U.S. military veteran and CELS alum takes academic career to the frontline
Master Sergeant Richard L. Moore came to the University of Rhode Island on a mission: to take his career to the next level of excellence. Despite his deployment to the Middle East and countless hours spent working towards his graduate degree from a tent thousands of miles from home, Moore stayed the course.
He was enrolled in a master’s in Environmental Science Management (MESM) program in the College of the Environment and Life Sciences (CELS) when duty called. A member of the U.S. Air Force for the past 17 years, Moore was forced to take a leave of absence from URI when his squadron was deployed to Kuwait.
When he wasn’t managing essential power generation equipment for frontline communication sites, Moore was researching and writing his major graduate paper in a bare-bones, “no-frills” tent in a remote desert. “I used my time in isolation as a chance to do something productive that would keep me on track to finish my degree,” explains Moore. “Most of my friends in my squadron know me as being a nerd, so they expected nothing less from me.”
Unlike many graduate students, Moore came to CELS with nearly a decade of professional experience as an environmental scientist. After receiving his bachelor’s in environmental science from St. Joseph’s College in 2002, he worked for both local and regional consulting firms performing assessments and remediation of petroleum and hazardous waste sites across New England.

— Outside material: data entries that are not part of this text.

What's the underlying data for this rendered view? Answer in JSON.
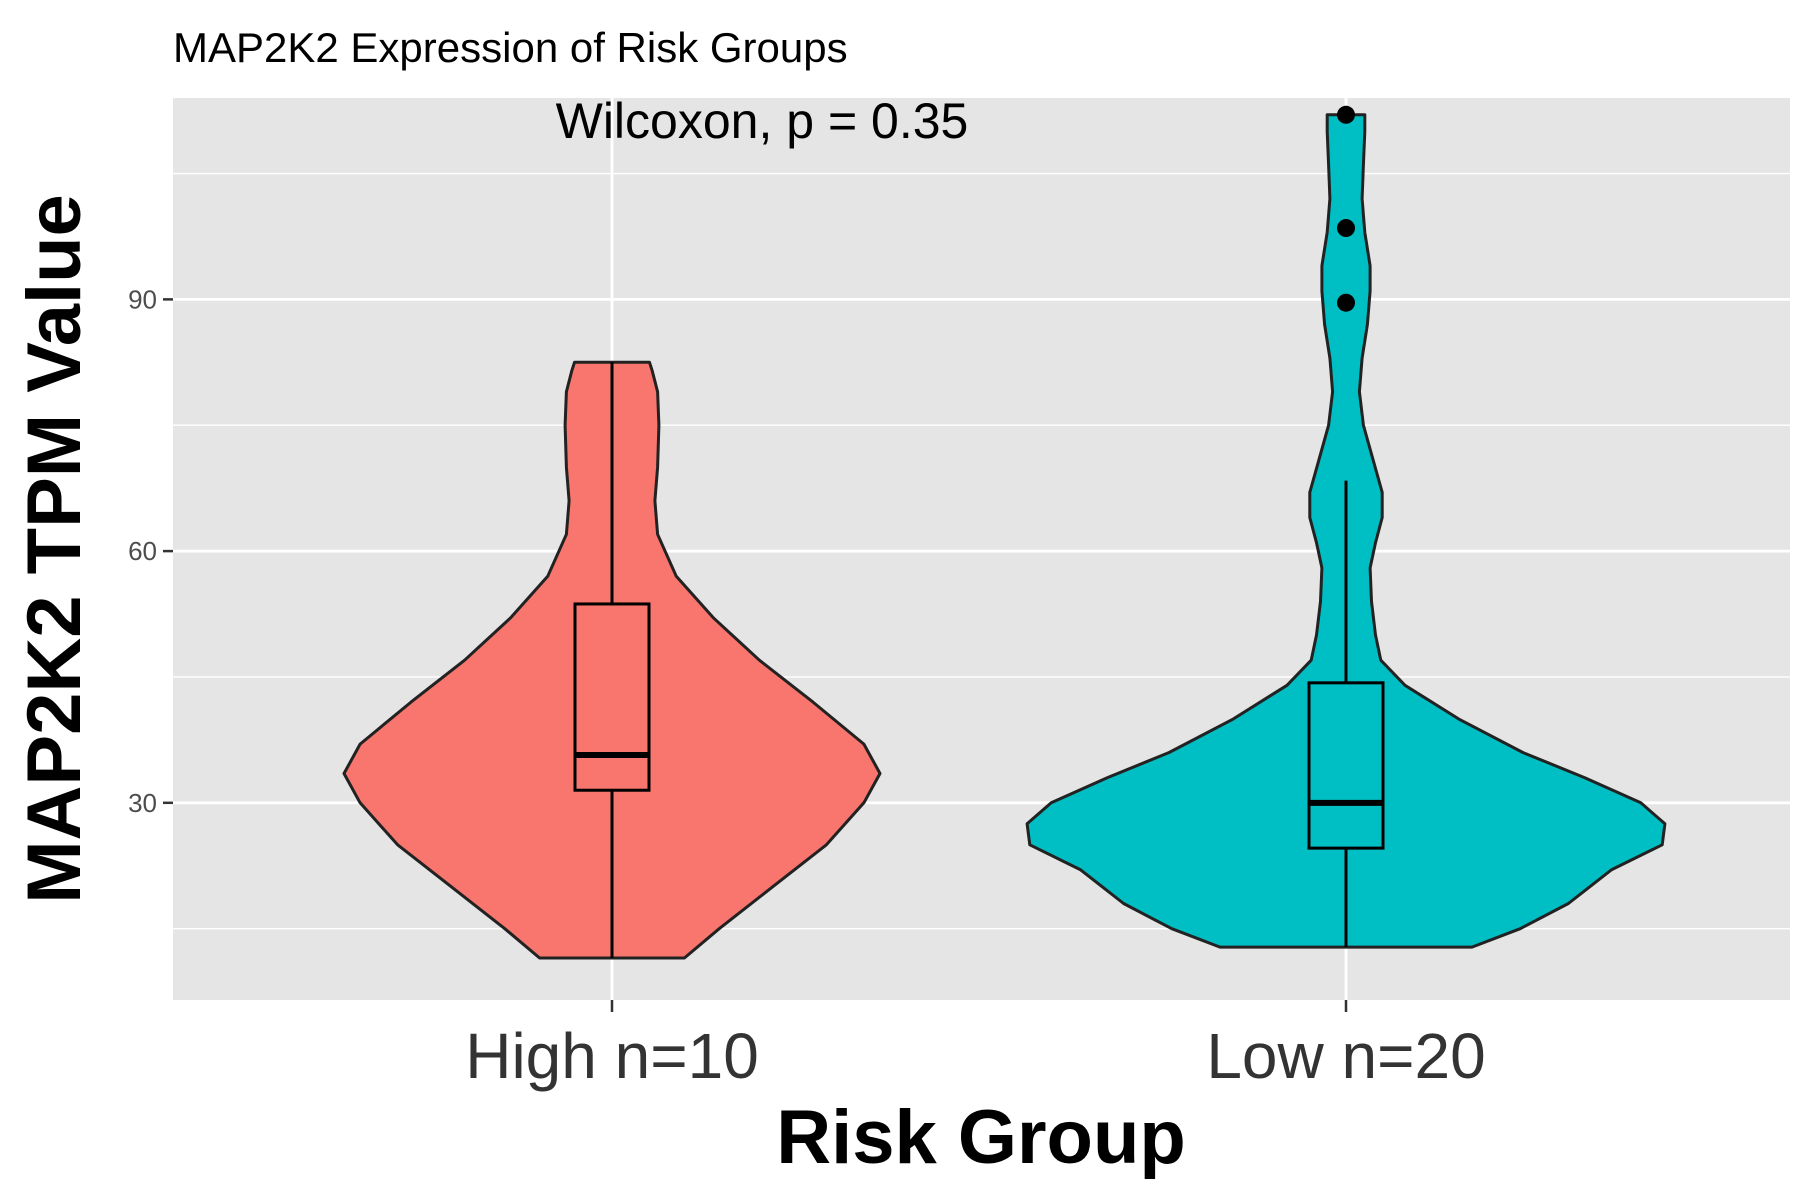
{
  "chart_data": {
    "type": "violin",
    "title": "MAP2K2 Expression of Risk Groups",
    "annotation": "Wilcoxon, p = 0.35",
    "xlabel": "Risk Group",
    "ylabel": "MAP2K2 TPM Value",
    "categories": [
      "High n=10",
      "Low n=20"
    ],
    "y_ticks": [
      30,
      60,
      90
    ],
    "ylim": [
      6.5,
      114
    ],
    "grid": true,
    "legend": "none",
    "series": [
      {
        "category": "High n=10",
        "color": "#F8766D",
        "min": 11.5,
        "q1": 31.5,
        "median": 35.7,
        "q3": 53.7,
        "max": 82.5,
        "outliers": []
      },
      {
        "category": "Low n=20",
        "color": "#00BFC4",
        "min": 12.8,
        "q1": 24.6,
        "median": 30.0,
        "q3": 44.3,
        "whisker_high": 68.4,
        "max": 112.0,
        "outliers": [
          89.6,
          98.5,
          112.0
        ]
      }
    ]
  }
}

“I was eight or nine years into my career, and I felt like I was hitting a wall; I wanted to grow,” Moore says of his desire to pursue graduate studies and advance his career.
He was first attracted to the flexibility of the graduate degree program at CELS, which allowed Moore to take classes around his full-time work schedule as an environmental, health and safety specialist at Johnson & Wales University (JWU) in Providence.
The MESM program enabled Moore to create his own environmental special project for credit through which he worked as a consultant for the U.S. Coast Guard Civilian Environmental Office in Cape Cod. As part of his graduate degree work, Moore used his previous experience in the Air Force to develop a chemical “pharmacy” program to control and inventory the quality and safety of all chemicals used on the military base.
Moore currently oversees all aspects of JWU’s environmental protection, occupational health, safety, indoor air and ergonomics programs for campuses in five states. “I’ve done a lot of work to bring our department into the future,” Moore says speaking of his work to redevelop the hazardous materials waste disposal and air reporting programs at the University.
“I’m interested in really helping people understand why it’s important to protect the environment and why it’s important to protect your health and safety.”
Walking across the stage in May 2017 to receive his master’s degree was among Moore’s most rewarding moments. He is grateful for all of the support he received from CELS faculty and staff who kept pushing him forward and helped him achieve his goal, all while continuing to serve his country.